Alexei Kondratyevich Savrasov (May 24, 1830 – October 8, 1897) was a Russian landscape painter and creator of the lyrical landscape style.
Savrasov was born into the family of a merchant. He began to draw early and in 1838 he enrolled as a student of professor Karl Rabus (1800-1857) at the Moscow School of Painting, Sculpture and Architecture (MSPSA). He graduated in 1850 and immediately began to specialize in landscape painting.
In 1852, he traveled to Ukraine. Then, in 1854 by the invitation of the Grand Duchess Maria Nikolayevna, President of the Imperal Academy of Arts, he moved to the neighborhood of St. Petersburg.
Portrait of Alexei Savrasov by Vasily Perov
In 1857, Savrasov became a teacher at the MSPSA. His best students, Isaac Levitan and Konstantin Korovin, remembered their teacher with admiration and gratitude.
In 1857, he married Sophia Karlovna Hertz, sister of the art historian Karl Hertz (1820-1883). In their home they entertained artistic people and collectors including Pavel Tretyakov. Savrasov became especially close with Vasily Perov. Perov helped him paint the figures of the boat trackers in Savrasov’s Volga near Yuryevets, Savrasov painted landscapes for Perov’s Bird Catcher and Hunters on Bivouac.
Alexei Savrasov, Creator of the Lyrical Landscape Style
The Rooks Have Come Back (1871) is considered by many critics to be the high point in Savrasov’s artistic career. Using a common, even trivial, episode of birds returning home, and an extremely simple landscape, Savrasov emotionally showed the transition of nature from winter to spring. It was a new type of lyrical landscape painting, called later by critics the mood landscape. The painting brought him fame.
In 1870, he became a member of the Peredvizhniki group, breaking with government-sponsored academic art.
Alexei Savrasov Rye Field
In the late 1870s, he gradually became an alcoholic. The process may have begun with the death of his daughter in 1871, which led to a crisis in his art and, possibly, dissatisfaction with his artistic career. In 1882, he was dismissed from his position at the MSPSA. All attempts of his relatives and friends to help him were in vain.
His work suffered dramatically and the last years of his life were spent in poverty. He was usually drunk and often dressed in rags.
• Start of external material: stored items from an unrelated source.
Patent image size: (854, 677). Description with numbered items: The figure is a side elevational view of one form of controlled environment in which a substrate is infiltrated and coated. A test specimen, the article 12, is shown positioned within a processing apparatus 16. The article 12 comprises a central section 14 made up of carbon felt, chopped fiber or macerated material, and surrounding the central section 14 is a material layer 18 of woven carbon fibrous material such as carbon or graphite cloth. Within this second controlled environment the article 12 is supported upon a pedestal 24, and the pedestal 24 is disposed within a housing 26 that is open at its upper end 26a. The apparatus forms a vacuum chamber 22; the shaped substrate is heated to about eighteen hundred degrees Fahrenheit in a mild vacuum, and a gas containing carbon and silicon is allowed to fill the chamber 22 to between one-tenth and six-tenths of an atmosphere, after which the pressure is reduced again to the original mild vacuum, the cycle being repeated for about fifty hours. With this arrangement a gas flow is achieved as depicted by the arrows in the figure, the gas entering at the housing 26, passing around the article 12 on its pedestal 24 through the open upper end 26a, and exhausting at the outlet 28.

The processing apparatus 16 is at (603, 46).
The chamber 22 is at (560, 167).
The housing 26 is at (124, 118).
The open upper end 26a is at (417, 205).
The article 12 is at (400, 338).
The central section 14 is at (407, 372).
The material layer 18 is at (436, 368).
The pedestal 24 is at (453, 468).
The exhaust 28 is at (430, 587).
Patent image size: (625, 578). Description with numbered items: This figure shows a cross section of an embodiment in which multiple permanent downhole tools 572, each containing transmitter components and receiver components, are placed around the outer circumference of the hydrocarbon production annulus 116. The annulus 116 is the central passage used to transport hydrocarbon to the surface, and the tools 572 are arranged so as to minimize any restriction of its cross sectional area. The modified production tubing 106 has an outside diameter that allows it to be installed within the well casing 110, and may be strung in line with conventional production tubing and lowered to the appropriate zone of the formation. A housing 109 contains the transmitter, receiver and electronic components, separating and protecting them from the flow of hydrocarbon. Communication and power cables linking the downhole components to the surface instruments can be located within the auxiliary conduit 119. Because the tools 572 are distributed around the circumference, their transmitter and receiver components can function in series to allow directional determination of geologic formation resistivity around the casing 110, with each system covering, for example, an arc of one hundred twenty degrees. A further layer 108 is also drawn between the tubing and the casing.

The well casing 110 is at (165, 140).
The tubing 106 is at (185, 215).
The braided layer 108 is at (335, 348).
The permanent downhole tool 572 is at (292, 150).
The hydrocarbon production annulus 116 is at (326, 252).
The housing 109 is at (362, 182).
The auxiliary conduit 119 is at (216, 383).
Finally, he found himself wandering from shelter to shelter. Only the doorkeeper of the MSPSA and Pavel Tretyakov, founder of the Tretyakov Gallery, were present at his funeral in 1897.
Selected works
The Rooks Have Come Back was painted by Savrasov near Ipatiev Monastery in Kostroma.
This painting, Savrasov’s most famous, is one of the best examples of poetic realism in landscape art.
The theme is very modest: Savrasov shows a dull spring day with some small curved birch trees, a tiny church badly in need of fresh paint, rooks heralding the spring with cawing, and dark earth beginning to show under the melting snow.
The whole of nature is awaiting the renewal of life that comes with spring. Behind this thoroughly familiar corner of Central Russia is a vast panorama showing a flat valley and a river showing through the ice. The sunlight breaking through the cloud cover enlivens the whole landscape.
This masterpiece of Russian painting introduces the theme of harmony between nature and the moods of man, a theme also depicted by Levitan in his country paintings, which show evidence of the painter’s emotions. Savrasov was one of the first to choose the path of artistic comprehension of reality. He was criticized by some who felt that his interpretation of painting was too prosaic. In fact, what he was attempting was to unite the “truth of life” and the “poetry of art.”